To begin the process of bacterial inoculum preparation, collect 2 to 10 microliters of the bacterial strain from the vial, using a sterile pipette tip, and inoculate a commercially-available blood agar plate with it. Using a sterile loop, streak the agar surface, thinning it out with intermittent flaming. Incubate the prepared agar plate in an upside-down position at 30 degrees Celsius for about 20 to 24 hours.

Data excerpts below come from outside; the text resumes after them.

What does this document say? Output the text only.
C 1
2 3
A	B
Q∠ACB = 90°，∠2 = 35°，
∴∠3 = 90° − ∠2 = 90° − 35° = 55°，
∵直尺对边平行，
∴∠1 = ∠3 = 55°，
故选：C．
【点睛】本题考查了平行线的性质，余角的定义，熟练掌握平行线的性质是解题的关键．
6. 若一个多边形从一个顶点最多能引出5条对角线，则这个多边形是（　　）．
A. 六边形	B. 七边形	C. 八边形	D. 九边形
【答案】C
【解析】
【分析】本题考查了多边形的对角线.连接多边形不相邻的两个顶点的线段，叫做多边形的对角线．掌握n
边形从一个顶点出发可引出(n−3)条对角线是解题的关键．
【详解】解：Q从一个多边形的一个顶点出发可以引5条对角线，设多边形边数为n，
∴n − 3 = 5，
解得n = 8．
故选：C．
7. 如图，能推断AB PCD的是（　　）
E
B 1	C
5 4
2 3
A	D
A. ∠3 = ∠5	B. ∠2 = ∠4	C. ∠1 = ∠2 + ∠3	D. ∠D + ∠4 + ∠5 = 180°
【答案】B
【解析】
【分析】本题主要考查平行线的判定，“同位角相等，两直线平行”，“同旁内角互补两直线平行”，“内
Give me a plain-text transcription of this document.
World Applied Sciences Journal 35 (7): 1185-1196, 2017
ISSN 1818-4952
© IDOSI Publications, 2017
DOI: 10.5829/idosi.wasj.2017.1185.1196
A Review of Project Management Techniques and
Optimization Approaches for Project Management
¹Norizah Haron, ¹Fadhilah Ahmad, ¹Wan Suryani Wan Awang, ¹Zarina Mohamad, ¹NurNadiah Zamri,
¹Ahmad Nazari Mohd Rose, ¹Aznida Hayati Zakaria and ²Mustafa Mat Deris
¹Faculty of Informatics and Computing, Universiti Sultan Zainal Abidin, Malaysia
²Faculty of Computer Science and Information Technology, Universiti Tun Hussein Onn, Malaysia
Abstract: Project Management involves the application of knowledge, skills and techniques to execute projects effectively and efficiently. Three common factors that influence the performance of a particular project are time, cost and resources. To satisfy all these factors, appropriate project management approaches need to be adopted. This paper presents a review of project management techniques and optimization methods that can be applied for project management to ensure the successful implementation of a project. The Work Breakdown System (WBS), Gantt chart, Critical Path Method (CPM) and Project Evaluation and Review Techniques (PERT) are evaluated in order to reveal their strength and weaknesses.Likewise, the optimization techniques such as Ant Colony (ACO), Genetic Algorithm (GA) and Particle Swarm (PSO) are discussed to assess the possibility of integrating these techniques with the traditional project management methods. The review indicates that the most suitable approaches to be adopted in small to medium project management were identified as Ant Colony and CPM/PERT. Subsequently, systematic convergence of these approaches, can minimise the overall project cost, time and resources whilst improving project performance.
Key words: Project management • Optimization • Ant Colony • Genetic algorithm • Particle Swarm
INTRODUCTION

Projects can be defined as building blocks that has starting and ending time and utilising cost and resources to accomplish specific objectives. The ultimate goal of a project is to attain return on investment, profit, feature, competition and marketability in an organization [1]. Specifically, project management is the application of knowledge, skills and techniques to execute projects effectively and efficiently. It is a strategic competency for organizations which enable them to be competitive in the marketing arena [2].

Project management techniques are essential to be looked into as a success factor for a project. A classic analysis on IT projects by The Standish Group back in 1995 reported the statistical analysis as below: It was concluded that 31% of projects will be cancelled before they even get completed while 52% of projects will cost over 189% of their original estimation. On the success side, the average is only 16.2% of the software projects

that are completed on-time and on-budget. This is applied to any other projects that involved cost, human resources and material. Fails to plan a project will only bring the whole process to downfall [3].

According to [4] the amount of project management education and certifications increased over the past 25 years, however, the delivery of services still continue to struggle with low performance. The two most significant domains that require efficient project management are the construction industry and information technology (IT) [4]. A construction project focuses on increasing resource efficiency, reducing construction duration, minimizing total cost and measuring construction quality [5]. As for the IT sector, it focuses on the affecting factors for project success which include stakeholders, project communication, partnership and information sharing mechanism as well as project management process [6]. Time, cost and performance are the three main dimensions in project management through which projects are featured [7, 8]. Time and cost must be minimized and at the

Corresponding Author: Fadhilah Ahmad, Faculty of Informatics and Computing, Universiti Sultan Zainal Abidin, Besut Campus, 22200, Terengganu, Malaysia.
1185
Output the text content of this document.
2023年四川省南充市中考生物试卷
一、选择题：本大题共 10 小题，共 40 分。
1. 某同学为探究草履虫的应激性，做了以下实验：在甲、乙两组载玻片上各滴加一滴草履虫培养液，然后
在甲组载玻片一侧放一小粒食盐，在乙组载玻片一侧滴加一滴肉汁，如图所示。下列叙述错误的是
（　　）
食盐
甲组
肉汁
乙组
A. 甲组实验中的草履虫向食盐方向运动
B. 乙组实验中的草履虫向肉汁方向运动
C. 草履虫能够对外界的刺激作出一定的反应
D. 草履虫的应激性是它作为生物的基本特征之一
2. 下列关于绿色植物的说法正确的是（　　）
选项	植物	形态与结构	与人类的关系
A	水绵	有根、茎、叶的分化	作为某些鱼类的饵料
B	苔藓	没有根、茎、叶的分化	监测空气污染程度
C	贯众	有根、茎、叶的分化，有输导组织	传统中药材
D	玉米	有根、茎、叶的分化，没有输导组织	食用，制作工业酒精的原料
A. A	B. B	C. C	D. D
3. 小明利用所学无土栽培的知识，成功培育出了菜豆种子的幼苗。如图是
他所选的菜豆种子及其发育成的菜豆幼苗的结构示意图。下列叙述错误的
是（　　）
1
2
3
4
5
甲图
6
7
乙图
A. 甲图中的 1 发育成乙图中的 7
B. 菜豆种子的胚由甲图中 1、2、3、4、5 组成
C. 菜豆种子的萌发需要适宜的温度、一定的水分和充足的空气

Next, select a single colony of the bacterial culture with a sterile needle and inoculate five milliliters of sterile BHI broth with this culture. Incubate the inoculated broth in a shaking incubator at 30 degrees Celsius at a speed of 150 rotations per minute for about 20 to 24 hours. Then transfer one milliliter of the culture to a sterile micro-centrifuge tube and centrifuge at 6, 000 g and room temperature for 10 minutes.
Following centrifugation, discard the supernatant. Add one milliliter of sterile phosphate-buffered saline, or PBS, to the pellet, and re-suspend it using a vortex. Centrifuge the re-suspended pellet at 6, 000 g for 10 minutes at room temperature and discard the supernatant.
This time re-suspend the resulting pellet in sterile, tenfold-diluted BHI broth using vortex. Ensure to achieve an optical density of around 0.1 at 600 nanometers.